KBFI
- Bonners Ferry, Idaho; United States;
- Frequency: 1450 kHz
- Branding: Talk Radio 1450

Programming
- Format: News Talk Information
- Affiliations: ABC News Radio Bloomberg Radio ESPN Radio Compass Media Networks Premiere Networks Westwood One

Ownership
- Owner: Blue Sky Broadcasting, Inc.
- Sister stations: KSPT, KIBR, KPND

History
- First air date: 1984
- Call sign meaning: K-Bonners Ferry Idaho

Technical information
- Licensing authority: FCC
- Facility ID: 54500
- Class: C
- Power: 1,000 watts unlimited
- Transmitter coordinates: 48°41′20″N 116°20′4″W﻿ / ﻿48.68889°N 116.33444°W
- Translator: 97.1 K246CU (Bonners Ferry)

Links
- Public license information: Public file; LMS;
- Webcast: Listen Live
- Website: northidahoradio.com

= KBFI =

KBFI (1450 AM, "Talk Radio 1450") is a radio station broadcasting a News Talk Information format.
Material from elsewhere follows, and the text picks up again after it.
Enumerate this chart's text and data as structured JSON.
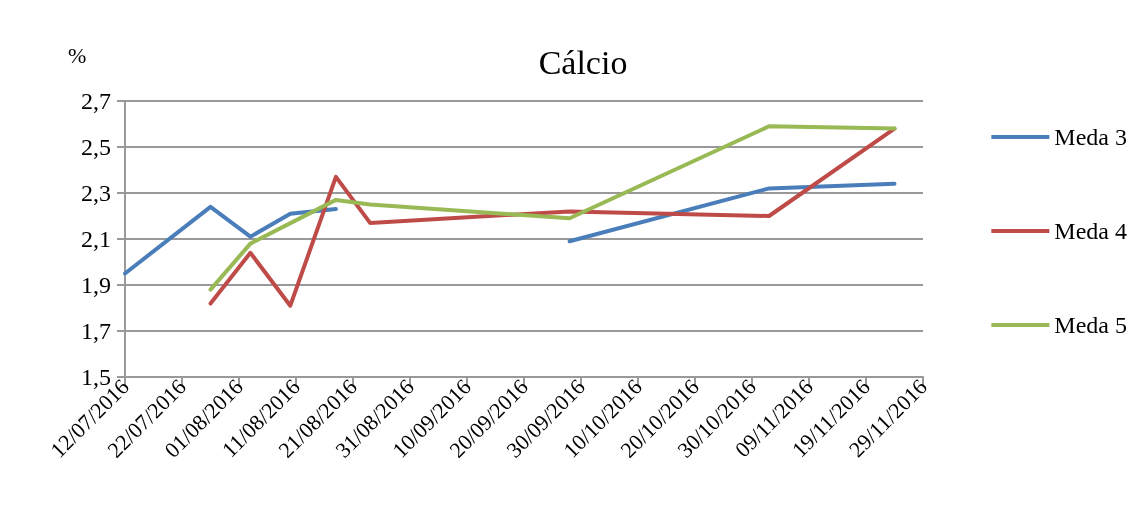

Located in Bonners Ferry, Idaho, the station is currently owned by Radio Bonners Ferry, Inc. (Blue Sky Broadcasting, Inc.)

While licensed to Bonner's Ferry and its transmitter site is there, KBFI shares studios and offices with its sister stations at 327 Marion Avenue in Sandpoint, Idaho.